Crise existentielle, rituel méditatif, manège sensuel ou burlesque, quatre pièces (dont trois entrées au répertoire) données au Palais Garnier font traverser les états toujours contrastés et passionnés qu’explore la danse pleine d’humanité de Jiří Kylián.
Avec presque cent pièces à son actif dont la plupart ont été créées par le Nederlands Dans Theater qu’il a longtemps dirigé, le chorégraphe tchèque revient à l’Opéra de Paris dont le Ballet compte désormais plus d’une dizaine de titres à son répertoire. A l’instar de Bella Figura, Symphonies des Psaumes ou Kaguyahime, l’œuvre de Kylián ose les grands écarts de styles et de tonalités, aime le geste beau, précis, virtuose, à la fois sculptural et organique, interroge l’ambiguïté de la représentation entre réalité et illusion, et plus encore l’ambivalence des comportements et des sentiments humains. C’est tout cela qui se donne à voir et admirer dans les quatre pièces présentées cette fin d’année à l’Opéra de Paris et en direct sur POP le vendredi 15 décembre. Trois d’entre elles font d’ailleurs leur entrée au répertoire de la compagnie. Très différentes, elles contiennent néanmoins ce qui fait l’identité visuelle et gestuelle aussi épurée que contrastée de l’artiste.
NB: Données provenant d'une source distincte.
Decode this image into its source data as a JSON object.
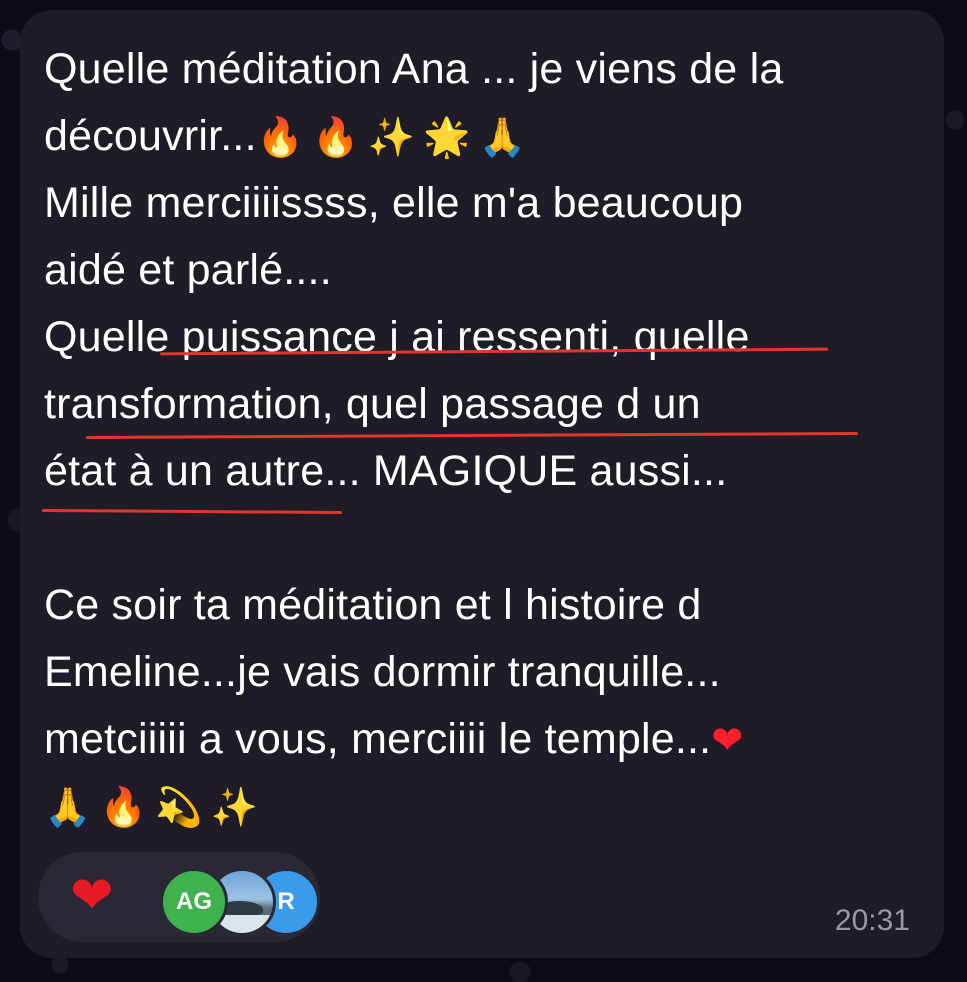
{
  "message": {
    "lines": [
      {
        "text": "Quelle méditation Ana ... je viens de la",
        "emojis": []
      },
      {
        "text": "découvrir...",
        "emojis": [
          {
            "name": "fire-icon",
            "glyph": "🔥",
            "cls": "fire"
          },
          {
            "name": "fire-icon",
            "glyph": "🔥",
            "cls": "fire"
          },
          {
            "name": "sparkles-icon",
            "glyph": "✨",
            "cls": "sparkles"
          },
          {
            "name": "glowing-star-icon",
            "glyph": "🌟",
            "cls": "star"
          },
          {
            "name": "praying-hands-icon",
            "glyph": "🙏",
            "cls": "pray"
          }
        ]
      },
      {
        "text": "Mille merciiiissss, elle m'a beaucoup",
        "emojis": []
      },
      {
        "text": "aidé et parlé....",
        "emojis": []
      },
      {
        "text": "Quelle puissance j ai ressenti, quelle",
        "emojis": []
      },
      {
        "text": "transformation, quel passage d un",
        "emojis": []
      },
      {
        "text": "état à un autre... MAGIQUE aussi...",
        "emojis": []
      },
      {
        "text": "",
        "emojis": []
      },
      {
        "text": "Ce soir ta méditation et l histoire d",
        "emojis": []
      },
      {
        "text": "Emeline...je vais dormir tranquille...",
        "emojis": []
      },
      {
        "text": "metciiiii a vous, merciiii le temple...",
        "emojis": [
          {
            "name": "red-heart-icon",
            "glyph": "❤",
            "cls": "heart"
          }
        ]
      },
      {
        "text": "",
        "emojis": [
          {
            "name": "praying-hands-icon",
            "glyph": "🙏",
            "cls": "pray"
          },
          {
            "name": "fire-icon",
            "glyph": "🔥",
            "cls": "fire"
          },
          {
            "name": "dizzy-icon",
            "glyph": "💫",
            "cls": "dizzy"
          },
          {
            "name": "sparkles-icon",
            "glyph": "✨",
            "cls": "sparkles"
          }
        ]
      }
    ]
  },
  "reactions": {
    "emoji": "❤",
    "avatars": [
      {
        "label": "AG",
        "color": "#3fb24f"
      },
      {
        "label": "",
        "color": "#6fa4d8"
      },
      {
        "label": "R",
        "color": "#3a9be8"
      }
    ]
  },
  "timestamp": "20:31",
  "colors": {
    "bubble": "#1f1c28",
    "text": "#ffffff",
    "underline": "#e2362c",
    "timestamp": "#9a97a6"
  }
}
La soirée commence par un uppercut. La première pièce, dont le titre paronomastique Gods and dogs fait écho à l’avancée menaçante d’un molosse projetée en vidéo et à l’animalité des corps sur scène, s’offre comme une âpre peinture de l’angoisse existentielle qui habite indubitablement l’homme au bord de l’aliénation, affrontant la vie et ses démons. Entre ombre et lumière, la pièce débute dans un cadre caverneux qui invite aussitôt à se débattre et à se dépasser. Elle déploie une force expressive implacable. L’atmosphère plus sereine et solennelle de la deuxième pièce, Stepping Stones, rompt avec la violence anxiogène de la première tout en conservant une étrangeté bien palpable. La danse plus ritualisée et contemplative est empreinte d’un mystère à l’image de son sujet. Kylián nous transporte aux origines de l’art et de la civilisation et se propose de retracer 3000 ans d’histoire. Sur les musiques aux accents orientalisants de John Cage et d’Anton Webern , et sous une pyramide flottante et surplombante, les danseurs se mêlent à trois chats égyptiens stoïques pour au contraire se mouvoir munis de boîtes de pandore contenant des vestiges précieux ou des masques d’or brillants de mille feux.
Annoncé juste avant le lever de rideau, le premier danseur Francesco Mura remplaçait Loup Marcault-Derouard dans Gods and Dogs puis Andrea Sarri dans Stepping Stones. Celui qui jusqu’ici s’est davantage illustré dans le ballet classique, s’impose dans une écriture plus contemporaine, avec un mélange de puissance physique et de vulnérabilité absolument remarquables. Longuement immobile puis soudainement lancé dans un état de torpeur intranquille et agitée, mouvement véloce, corps tout en tensions et en torsions, jeté au sol ou étiré, bouche grande ouverte hurlant la torture et la hantise, il paraît superbe d’engagement et d’intensité.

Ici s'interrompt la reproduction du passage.